So there I was, walking briskly toward my car with a dress jacket in one hand and a laptop bag in the other feeling strangely grown up. The staff meeting was over and it was home time. Moments later I find myseIf collecting the mail from our letter box, intrigued by the this weeks issue of ‘Time’ magazine and it’s bold title about curing cancer cementing the fact that I am now immersed in adulthood. When did I become surrounded by the adult world?
Maybe it’s the fact that I work in a high school and I am frequently reminded of life at high school but I do not know where the last ten years have gone. When did I start wearing Jackets, taking my work home and reading ‘Time’ magazine? Cancer used to be a word associated with other people. Jackets were worn by the lawyers on Boston Legal. Making sure I completed homework on time, gel pens and knowing what everyone got up to on the weekend is now irrelevant.

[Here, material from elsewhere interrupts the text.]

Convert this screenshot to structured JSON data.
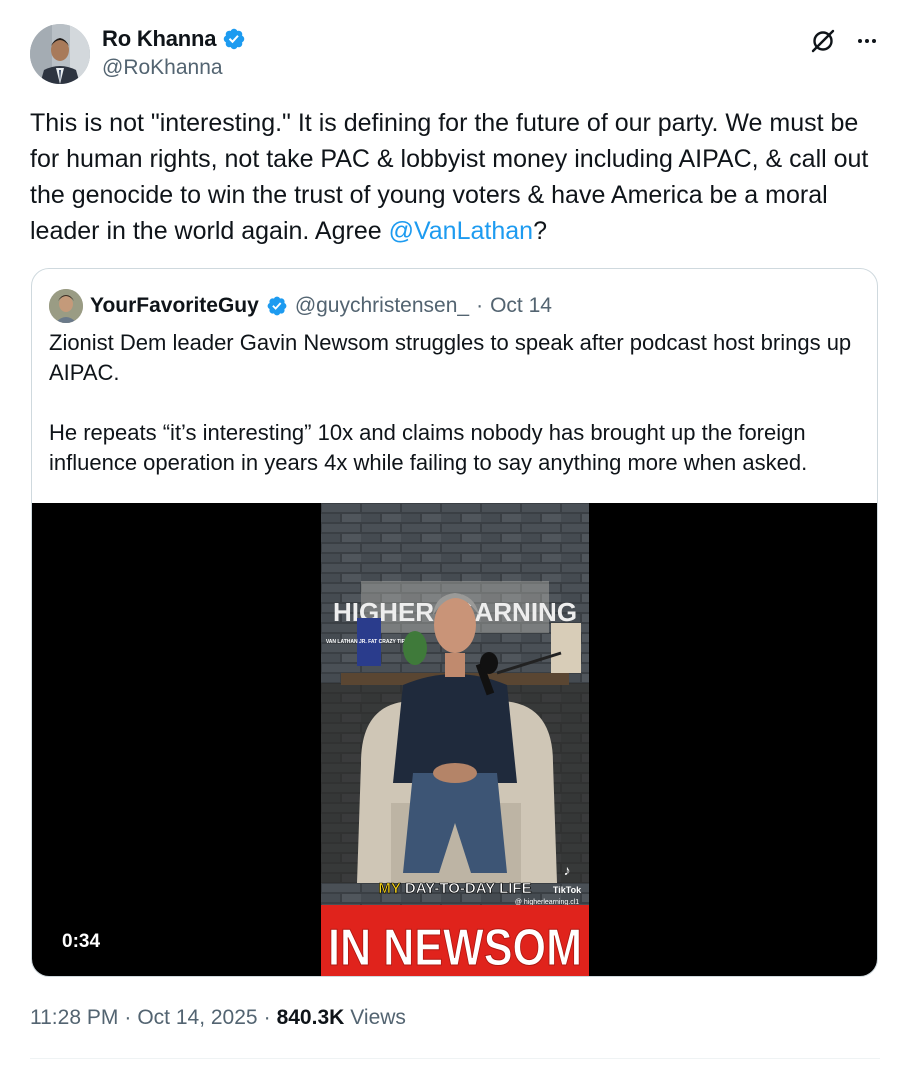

Growing up is a funny thing. It snuck up on me when I was not looking. I am sure I got my first wrinkle the other day. It likes to play hide & seek in the mirror. Some days it’s there and on a good day it is not.
As the calendar rushes, all too quickly, towards another birthday I find myself wishing time would stand still so I could enjoy the moment. Instead many moments fly in and out and leave little time for reflection or enjoyment. My challenge to myself and you (yes you reading this) is to enjoy the small things, observe, feel, and don’t think. Don’t use unnecessary energy wondering what could be, what has been or what is. Just be. Bonus points if you can add Happy to that. Just. Be. Happy.